Most other professions have benefited from the entry of global businesses into WA, especially in resources, energy and mining services.
“There are now many more head offices located here and the size of those businesses has grown,” Mr Hunt said.
“They still largely centre on similar industries but there are a lot of new players.
“There is lots more cross-border work: companies coming into WA on an ongoing basis and WA companies going out to Africa, Asia and South America, among others.”
Mr Hely has seen similar trends, though COVID was a disrupter.
“Pre COVID, WA was really on the move,” he said.
“There was a lot of interaction with Asia and Singapore.
“You saw professionals coming down from London and those regions, there were a lot of people moving over from over east.
“And then we had this period of COVID, it seemed like a bloc of two years, and it seems to have stalled some of that movement.”
The increasing links between Perth and the global business community is also reflected in changes within many of the professions.

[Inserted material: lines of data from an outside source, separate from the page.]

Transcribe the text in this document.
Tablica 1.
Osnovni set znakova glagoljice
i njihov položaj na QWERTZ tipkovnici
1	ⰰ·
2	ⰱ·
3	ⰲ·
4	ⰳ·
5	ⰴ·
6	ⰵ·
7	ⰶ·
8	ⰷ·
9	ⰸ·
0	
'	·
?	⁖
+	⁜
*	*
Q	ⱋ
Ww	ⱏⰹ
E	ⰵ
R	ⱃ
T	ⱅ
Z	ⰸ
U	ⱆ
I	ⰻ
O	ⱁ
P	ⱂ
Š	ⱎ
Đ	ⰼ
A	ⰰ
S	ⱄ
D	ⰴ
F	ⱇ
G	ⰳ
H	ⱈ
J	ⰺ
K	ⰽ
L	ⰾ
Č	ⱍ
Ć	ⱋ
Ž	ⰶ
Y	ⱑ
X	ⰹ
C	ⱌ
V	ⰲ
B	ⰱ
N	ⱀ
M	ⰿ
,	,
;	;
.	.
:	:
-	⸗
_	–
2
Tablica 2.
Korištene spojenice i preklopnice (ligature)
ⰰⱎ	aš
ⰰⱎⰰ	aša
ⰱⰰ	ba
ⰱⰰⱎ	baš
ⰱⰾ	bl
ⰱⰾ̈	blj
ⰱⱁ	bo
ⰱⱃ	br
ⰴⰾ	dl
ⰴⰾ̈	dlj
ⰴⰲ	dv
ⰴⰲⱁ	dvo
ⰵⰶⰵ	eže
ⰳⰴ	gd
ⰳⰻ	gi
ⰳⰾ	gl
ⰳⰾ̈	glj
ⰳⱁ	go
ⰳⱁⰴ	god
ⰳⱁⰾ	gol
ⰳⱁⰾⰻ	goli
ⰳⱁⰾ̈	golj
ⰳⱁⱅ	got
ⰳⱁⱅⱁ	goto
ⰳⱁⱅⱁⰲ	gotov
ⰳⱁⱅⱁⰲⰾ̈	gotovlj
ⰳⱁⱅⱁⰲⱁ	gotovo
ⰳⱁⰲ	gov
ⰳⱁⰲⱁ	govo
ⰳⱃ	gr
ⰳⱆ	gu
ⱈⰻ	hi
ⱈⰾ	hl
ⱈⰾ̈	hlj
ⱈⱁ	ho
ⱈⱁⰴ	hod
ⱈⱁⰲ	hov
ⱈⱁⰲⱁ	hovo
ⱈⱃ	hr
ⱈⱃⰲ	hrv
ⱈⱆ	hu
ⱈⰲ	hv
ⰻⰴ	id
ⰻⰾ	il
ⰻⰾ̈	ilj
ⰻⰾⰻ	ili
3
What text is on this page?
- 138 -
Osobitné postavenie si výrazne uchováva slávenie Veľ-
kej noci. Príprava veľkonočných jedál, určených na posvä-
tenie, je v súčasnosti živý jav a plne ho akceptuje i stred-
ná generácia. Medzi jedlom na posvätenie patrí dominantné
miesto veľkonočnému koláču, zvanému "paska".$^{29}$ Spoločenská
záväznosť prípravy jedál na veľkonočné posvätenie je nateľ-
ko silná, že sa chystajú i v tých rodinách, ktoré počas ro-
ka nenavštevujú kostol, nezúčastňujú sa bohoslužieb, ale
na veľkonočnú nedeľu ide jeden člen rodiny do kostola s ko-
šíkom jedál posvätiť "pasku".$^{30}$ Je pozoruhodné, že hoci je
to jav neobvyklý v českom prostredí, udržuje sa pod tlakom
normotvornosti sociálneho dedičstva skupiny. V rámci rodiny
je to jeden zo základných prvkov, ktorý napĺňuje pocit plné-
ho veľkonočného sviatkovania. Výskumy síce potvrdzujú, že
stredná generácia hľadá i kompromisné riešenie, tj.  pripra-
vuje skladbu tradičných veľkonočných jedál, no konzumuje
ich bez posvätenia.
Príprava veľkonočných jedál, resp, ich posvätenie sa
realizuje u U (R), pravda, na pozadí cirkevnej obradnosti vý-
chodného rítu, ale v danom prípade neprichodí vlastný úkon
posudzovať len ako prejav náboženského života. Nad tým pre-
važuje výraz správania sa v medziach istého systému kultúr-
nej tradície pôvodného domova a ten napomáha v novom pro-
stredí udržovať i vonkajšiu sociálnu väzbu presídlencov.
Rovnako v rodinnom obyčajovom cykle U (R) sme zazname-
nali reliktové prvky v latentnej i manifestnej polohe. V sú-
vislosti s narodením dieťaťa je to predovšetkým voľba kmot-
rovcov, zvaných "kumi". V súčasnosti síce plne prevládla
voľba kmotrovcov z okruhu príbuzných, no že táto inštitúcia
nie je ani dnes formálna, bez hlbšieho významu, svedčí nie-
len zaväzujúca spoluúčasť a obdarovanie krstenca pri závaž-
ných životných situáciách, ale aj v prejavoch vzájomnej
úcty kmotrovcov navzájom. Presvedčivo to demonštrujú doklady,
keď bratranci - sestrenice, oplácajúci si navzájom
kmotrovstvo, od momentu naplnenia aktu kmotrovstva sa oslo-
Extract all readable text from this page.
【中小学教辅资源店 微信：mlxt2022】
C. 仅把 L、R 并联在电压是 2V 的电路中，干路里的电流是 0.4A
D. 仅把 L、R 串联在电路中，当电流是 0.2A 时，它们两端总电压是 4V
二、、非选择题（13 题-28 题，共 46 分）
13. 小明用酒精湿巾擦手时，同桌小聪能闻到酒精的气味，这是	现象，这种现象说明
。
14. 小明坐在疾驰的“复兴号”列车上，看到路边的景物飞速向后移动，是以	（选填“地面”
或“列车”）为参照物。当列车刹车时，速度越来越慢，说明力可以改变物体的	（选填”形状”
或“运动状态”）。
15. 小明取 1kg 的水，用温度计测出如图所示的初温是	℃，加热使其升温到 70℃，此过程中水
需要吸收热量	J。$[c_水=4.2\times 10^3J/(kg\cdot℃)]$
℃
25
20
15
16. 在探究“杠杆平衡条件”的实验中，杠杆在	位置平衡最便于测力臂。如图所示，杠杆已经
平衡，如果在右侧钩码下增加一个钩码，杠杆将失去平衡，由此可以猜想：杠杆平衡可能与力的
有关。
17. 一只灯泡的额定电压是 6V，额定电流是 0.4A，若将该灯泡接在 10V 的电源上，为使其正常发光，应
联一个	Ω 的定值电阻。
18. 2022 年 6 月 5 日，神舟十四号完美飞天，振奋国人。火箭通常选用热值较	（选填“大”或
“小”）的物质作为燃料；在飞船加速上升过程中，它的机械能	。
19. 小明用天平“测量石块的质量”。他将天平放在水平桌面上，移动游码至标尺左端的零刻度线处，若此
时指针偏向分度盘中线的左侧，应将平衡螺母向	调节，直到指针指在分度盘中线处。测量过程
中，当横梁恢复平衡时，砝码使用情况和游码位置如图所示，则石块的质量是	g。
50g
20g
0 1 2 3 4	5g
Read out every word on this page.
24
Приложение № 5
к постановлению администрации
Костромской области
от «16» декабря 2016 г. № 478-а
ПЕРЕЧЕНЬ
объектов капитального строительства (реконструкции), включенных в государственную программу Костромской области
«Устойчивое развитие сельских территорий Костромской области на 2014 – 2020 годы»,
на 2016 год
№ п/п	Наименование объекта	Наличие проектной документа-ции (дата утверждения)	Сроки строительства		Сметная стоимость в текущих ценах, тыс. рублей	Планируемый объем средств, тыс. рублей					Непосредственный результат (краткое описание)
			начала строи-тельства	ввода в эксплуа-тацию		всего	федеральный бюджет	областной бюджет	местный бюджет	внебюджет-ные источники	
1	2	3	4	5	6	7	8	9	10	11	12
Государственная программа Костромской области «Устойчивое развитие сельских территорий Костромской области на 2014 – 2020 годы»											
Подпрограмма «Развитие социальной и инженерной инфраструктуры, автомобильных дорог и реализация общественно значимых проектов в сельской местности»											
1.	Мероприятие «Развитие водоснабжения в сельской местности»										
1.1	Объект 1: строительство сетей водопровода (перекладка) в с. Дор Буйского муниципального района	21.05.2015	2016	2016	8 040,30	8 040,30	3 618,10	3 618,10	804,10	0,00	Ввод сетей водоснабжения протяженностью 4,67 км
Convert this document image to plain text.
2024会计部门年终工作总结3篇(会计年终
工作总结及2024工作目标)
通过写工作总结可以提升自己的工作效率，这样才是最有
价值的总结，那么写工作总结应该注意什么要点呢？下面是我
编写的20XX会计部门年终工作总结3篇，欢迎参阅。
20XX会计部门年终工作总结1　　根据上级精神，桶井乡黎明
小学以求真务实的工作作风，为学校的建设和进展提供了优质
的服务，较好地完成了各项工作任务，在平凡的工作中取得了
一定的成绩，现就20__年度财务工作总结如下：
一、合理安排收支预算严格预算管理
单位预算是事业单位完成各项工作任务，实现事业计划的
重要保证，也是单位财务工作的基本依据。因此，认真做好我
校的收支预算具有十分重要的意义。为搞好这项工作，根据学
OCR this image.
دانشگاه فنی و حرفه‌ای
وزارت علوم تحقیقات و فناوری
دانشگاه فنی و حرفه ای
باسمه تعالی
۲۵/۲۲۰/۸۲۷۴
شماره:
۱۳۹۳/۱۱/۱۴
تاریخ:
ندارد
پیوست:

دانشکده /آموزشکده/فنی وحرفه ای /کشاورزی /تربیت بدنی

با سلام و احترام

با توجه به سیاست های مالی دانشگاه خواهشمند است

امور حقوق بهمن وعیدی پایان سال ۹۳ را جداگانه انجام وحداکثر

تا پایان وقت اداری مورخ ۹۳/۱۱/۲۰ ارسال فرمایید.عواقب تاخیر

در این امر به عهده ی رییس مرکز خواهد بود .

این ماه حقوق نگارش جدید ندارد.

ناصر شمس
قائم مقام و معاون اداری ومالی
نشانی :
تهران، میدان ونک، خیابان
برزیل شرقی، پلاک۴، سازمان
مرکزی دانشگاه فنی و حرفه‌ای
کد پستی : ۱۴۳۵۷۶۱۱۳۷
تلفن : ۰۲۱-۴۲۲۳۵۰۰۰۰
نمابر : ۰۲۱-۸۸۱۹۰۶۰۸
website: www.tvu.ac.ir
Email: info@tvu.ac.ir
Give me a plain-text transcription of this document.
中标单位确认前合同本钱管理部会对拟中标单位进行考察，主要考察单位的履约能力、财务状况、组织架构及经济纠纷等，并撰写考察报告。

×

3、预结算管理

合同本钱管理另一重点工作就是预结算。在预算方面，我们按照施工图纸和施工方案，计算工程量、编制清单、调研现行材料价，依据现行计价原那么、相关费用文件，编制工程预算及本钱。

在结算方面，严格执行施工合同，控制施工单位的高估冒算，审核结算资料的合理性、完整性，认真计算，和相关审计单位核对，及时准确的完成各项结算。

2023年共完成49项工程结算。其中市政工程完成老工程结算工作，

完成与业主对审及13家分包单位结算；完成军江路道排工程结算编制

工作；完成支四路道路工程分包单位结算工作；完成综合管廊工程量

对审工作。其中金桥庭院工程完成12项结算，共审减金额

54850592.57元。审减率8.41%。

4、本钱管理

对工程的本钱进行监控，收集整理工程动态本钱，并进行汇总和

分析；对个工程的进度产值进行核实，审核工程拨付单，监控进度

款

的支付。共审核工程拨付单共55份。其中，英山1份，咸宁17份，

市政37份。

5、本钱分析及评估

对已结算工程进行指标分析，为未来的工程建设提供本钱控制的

Engineering, environmental consulting and insurance broking, to name just a few sectors, are increasingly dominated by big global players such as Wood, WSP and Marsh, respectively.
The legal profession has undergone more change than most, with many independent Perth firms entering national alliances, then merging to form a financially integrated practice, and then joining up with global firms (see table).
Perth’s largest law firm is a prime example.
In 1979, Perth firm Muir Williams Nicholson linked up with Sydney-based Freehill Hollingdale & Page.
It rebranded as Freehills in the 1980s to align with its interstate partners.
That was followed by the 1997 merger of Perth’s two largest law firms: Freehills and Parker & Parker.
In 2012, the Australian firm merged with London-based Herbert Smith to form the business known today as Herbert Smith Freehills.
Many of its competitors have taken similar steps.
Perth-based Stone James became part of Australian firm Mallesons Stephen Jaques, which merged with China’s King & Wood to form King & Wood Mallesons.
Some of the big Australian firms have resisted the overtures of international firms.
The Lavan business had been aligned with the national Philips Fox partnership until 2006, when the local team decided there were better opportunities as an independent firm.
“There aren’t many of us left,” Mr Hely said.
“Whether it be law firms or accounting firms or engineering firms, everybody has moved into those national or international models.
“We’re a proud WA firm and like to service WA clients.
“Only time will tell how it plays out into the future.”
The resources sector is seen as a continuing driver of prosperity in WA.
“[This has] inoculated us against many of the world’s more brutal competitive forces and built an inertia in to WA business and practices,” Mr Harris said.
“Our geographic isolation also kept some competitors away.
“Technology and a digital world have largely broken these barriers.”
Mr Hely said even though the economic outlook was a little bumpy, WA still offered great opportunity over the longer term.
“We are on the same timeline as a lot of the Asian countries, and there is a lot of interest in WA, not only for resources, but tourism, for industry, for property” he said.
“We saw that getting real traction before COVID, I think that will continue.”
Ms Tremain said Perth was more than just a mining town, with success stories in areas such as healthcare, technology and education.
“When we have people from the east coast here and they meet our clients, they are constantly blown away by what is happening here in Perth,” she said.
Ms Tremain said there was also recognition WA people could have global roles.
“A few years into my partnership, I was told that if I wanted to progress I would have to move to Sydney or Melbourne or go overseas,” she said.
“But in recent times I’ve had both national and global roles from Perth.
“That’s definitely a massive change, that you don’t have to leave Perth for your career progression and to achieve bigger things.”